False positives destroy trust. After a developer sees 10 incorrect "critical" findings, they stop reading the reports entirely. And that is when they miss the 1 real critical bug.
The best tools in the space have solved this in different ways:
Kill Gates (Rules-Based Filtering)
Apply deterministic rules to each finding. If it fails any gate, it gets killed.
How Krait does it (8 kill gates):
- Generic best practice? → KILL
- Theoretical, no concrete exploit? → KILL
- Intentional design choice? → KILL
- Missing WHO/WHAT/HOW MUCH? → KILL
- Admin trust assumption? → KILL
- Dust-level impact (under $100)? → KILL
- Out of scope? → KILL
- Already documented? → KILL
Result: 100% precision across 50 blind contests. Zero false positives.

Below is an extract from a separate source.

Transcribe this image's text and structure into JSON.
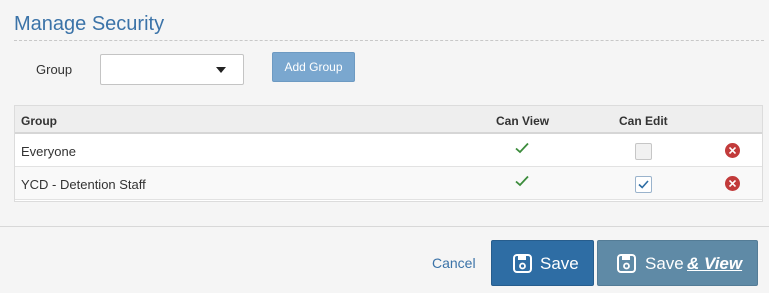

Tradeoff: Lower recall (15.2%). Some real bugs get killed too.
Devil's Advocate (Adversarial Challenge)
A second analysis pass challenges every finding. "Prove this is exploitable or it gets demoted."
How SC-Auditor does it (6D evaluation): For each finding, an adversarial review asks:
- Are there guards elsewhere that prevent this?
- Does reentrancy protection exist?
- Is access control checked in a parent contract?
- Is this by-design per documentation?
- Is this economically feasible to exploit?
- Can you construct a step-by-step dry run?
Findings that survive the challenge are "Proved." Others get demoted to "Candidates."
Tradeoff: Thorough but expensive (doubles token usage). Slower.
Confidence Scoring (Statistical Weighting)
Assign confidence scores based on how many detection methods flagged the same issue. High confidence = likely real. Low confidence = likely FP.
How QuillShield does it: Bayesian scoring across 10 plugin outputs. Findings detected by multiple plugins get boosted. Single-source findings get scrutinized.
Tradeoff: Nuanced but requires multiple detection sources. Works best with multi-mindset or multi-agent architectures.